Smart Collections: Rule-Based Automation
Smart collections shift the responsibility of membership from the user to the system. Instead of a static list of IDs, a smart collection uses a filter_rule to determine which bookmarks belong to it.
The logic for this automation is encapsulated in the _apply_filter method:
def _apply_filter(self, bookmarks: list) -> List[str]:
"""Evaluate the filter_rule against a list of bookmarks."""
if not self.filter_rule:
return []
keyword = self.filter_rule.lower()
return [b.id for b in bookmarks if keyword in b.title.lower() or keyword in b.description.lower()]
In the current implementation, "smart" matching is a simple case-insensitive substring search performed against the title and description of bookmarks.
Design Trade-offs and Constraints
The implementation makes several specific design choices that impact how collections are used:
1. Mutual Exclusivity
A collection cannot be both manual and smart. This is enforced in the add_bookmark method, which returns False if is_smart is true. This prevents "polluting" a rule-based collection with manual overrides, ensuring that the filter_rule remains the definitive source of truth for smart collections.
2. Internal Filtering Logic
The _apply_filter method is marked as internal. While the model defines how filtering should work, the current architecture (as seen in app/services/bookmark_service.py) delegates the actual population of these IDs to the service layer. This separation allows the model to remain a "dumb" data container while the service layer handles the complexity of fetching all bookmarks to run them through the filter.
3. Reordering Constraints
The reorder method is strictly for changing the sequence of existing items:
def reorder(self, bookmark_ids: List[str]) -> None:
"""Replace the bookmark ordering."""
if set(bookmark_ids) != set(self.bookmark_ids):
raise ValueError("Reorder list must contain exactly the same bookmark IDs")
self.bookmark_ids = bookmark_ids
This constraint ensures that reordering cannot be used as a side-channel for adding or removing bookmarks, maintaining the integrity of the collection's membership logic.

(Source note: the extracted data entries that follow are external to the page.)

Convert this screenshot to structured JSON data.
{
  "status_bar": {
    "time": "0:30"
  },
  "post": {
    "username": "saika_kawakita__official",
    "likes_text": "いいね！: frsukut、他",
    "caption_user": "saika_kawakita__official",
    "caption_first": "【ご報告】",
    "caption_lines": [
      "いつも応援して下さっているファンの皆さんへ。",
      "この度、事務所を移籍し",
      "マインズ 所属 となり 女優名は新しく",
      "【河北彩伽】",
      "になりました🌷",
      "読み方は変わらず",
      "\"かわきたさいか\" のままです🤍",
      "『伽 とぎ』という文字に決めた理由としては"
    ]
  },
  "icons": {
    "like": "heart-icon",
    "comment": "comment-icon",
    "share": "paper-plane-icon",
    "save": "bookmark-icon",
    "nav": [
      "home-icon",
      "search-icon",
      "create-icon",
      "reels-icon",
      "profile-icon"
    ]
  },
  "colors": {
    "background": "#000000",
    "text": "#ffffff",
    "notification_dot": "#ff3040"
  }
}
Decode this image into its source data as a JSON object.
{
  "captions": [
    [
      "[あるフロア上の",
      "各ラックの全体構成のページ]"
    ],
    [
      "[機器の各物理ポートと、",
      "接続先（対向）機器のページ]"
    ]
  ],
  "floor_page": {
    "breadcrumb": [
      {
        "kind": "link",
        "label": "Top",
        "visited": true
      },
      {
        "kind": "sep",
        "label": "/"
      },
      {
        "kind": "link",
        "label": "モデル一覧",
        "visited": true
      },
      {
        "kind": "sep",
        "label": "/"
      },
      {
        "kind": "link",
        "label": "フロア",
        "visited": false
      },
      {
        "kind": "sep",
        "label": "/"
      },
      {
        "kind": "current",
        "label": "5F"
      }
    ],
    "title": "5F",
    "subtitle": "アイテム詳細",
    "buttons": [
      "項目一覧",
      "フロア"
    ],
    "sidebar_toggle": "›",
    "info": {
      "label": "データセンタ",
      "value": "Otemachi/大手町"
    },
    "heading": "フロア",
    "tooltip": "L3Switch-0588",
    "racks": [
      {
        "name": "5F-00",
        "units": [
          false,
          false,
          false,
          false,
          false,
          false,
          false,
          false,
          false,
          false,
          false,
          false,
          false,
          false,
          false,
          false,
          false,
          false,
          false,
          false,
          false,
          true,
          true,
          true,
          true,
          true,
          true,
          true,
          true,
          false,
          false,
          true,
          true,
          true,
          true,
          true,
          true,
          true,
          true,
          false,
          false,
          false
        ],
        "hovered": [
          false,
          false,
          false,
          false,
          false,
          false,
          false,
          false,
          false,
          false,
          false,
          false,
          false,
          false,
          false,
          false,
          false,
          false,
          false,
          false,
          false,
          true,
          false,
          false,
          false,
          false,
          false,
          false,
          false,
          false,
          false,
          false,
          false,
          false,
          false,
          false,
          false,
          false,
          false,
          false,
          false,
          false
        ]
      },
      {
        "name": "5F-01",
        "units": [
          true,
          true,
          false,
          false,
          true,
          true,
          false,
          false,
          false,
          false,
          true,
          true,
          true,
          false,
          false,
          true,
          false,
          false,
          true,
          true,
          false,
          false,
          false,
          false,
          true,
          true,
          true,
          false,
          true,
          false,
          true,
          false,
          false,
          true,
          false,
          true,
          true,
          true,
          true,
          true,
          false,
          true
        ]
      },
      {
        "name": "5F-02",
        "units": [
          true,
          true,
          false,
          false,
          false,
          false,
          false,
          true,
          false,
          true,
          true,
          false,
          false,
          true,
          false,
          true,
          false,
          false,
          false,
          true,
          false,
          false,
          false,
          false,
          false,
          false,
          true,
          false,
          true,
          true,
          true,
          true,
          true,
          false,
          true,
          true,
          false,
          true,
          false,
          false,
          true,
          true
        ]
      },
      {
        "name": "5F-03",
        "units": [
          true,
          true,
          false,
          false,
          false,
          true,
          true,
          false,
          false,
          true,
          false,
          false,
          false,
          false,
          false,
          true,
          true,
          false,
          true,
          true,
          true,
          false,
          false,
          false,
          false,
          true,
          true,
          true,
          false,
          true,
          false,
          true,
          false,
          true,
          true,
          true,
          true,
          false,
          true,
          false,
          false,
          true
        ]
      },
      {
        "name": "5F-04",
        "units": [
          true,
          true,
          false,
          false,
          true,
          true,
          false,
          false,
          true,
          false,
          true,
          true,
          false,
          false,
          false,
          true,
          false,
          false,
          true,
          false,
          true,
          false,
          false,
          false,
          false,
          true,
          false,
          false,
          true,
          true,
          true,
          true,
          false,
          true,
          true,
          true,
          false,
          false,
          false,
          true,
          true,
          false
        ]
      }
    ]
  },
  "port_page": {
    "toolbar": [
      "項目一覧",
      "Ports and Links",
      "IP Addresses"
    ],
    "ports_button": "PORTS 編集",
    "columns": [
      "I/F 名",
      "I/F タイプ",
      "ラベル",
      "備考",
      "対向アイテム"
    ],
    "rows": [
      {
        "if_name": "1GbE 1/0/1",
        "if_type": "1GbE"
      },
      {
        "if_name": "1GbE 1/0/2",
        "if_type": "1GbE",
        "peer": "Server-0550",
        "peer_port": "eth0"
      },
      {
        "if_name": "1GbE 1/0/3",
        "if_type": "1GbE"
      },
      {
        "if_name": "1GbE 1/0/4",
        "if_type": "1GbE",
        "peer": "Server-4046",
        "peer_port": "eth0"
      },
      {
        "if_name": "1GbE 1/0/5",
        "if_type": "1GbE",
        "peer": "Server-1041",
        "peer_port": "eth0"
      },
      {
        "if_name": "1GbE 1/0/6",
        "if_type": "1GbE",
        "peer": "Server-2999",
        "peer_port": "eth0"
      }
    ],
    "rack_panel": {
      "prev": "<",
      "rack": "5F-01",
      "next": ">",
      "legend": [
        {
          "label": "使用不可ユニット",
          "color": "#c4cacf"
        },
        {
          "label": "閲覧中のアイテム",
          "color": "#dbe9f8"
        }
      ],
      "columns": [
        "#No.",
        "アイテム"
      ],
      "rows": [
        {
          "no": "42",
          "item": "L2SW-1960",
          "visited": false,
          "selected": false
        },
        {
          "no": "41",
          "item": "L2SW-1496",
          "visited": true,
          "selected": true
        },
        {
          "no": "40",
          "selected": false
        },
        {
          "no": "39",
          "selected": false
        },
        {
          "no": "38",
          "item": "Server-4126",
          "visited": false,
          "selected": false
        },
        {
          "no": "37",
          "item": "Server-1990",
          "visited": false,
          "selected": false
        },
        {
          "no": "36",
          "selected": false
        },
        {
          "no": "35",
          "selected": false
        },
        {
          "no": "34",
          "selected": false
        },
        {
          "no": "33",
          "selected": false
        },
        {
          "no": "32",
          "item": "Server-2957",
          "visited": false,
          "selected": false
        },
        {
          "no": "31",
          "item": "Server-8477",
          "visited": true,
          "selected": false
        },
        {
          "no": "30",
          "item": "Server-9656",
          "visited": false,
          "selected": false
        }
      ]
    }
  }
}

4. Serialization and Initialization
The from_dict class method provides a default type of MANUAL if none is specified. However, it is important to note that from_dict does not automatically trigger _apply_filter. When a smart collection is created via the API (in app/routes/collections.py), it is initialized with a filter_rule, but its bookmark_ids list remains empty until the service layer evaluates the rule against the bookmark library.
@classmethod
def from_dict(cls, data: Dict[str, Any]) -> "Collection":
"""Construct from a dictionary."""
ctype = CollectionType(data.get("type", "manual"))
return cls(
name=data["name"],
collection_type=ctype,
filter_rule=data.get("filter_rule", ""),
)
This design choice keeps the model instantiation fast and decoupled from the database, as the model itself does not have access to the full list of bookmarks required to populate a smart collection.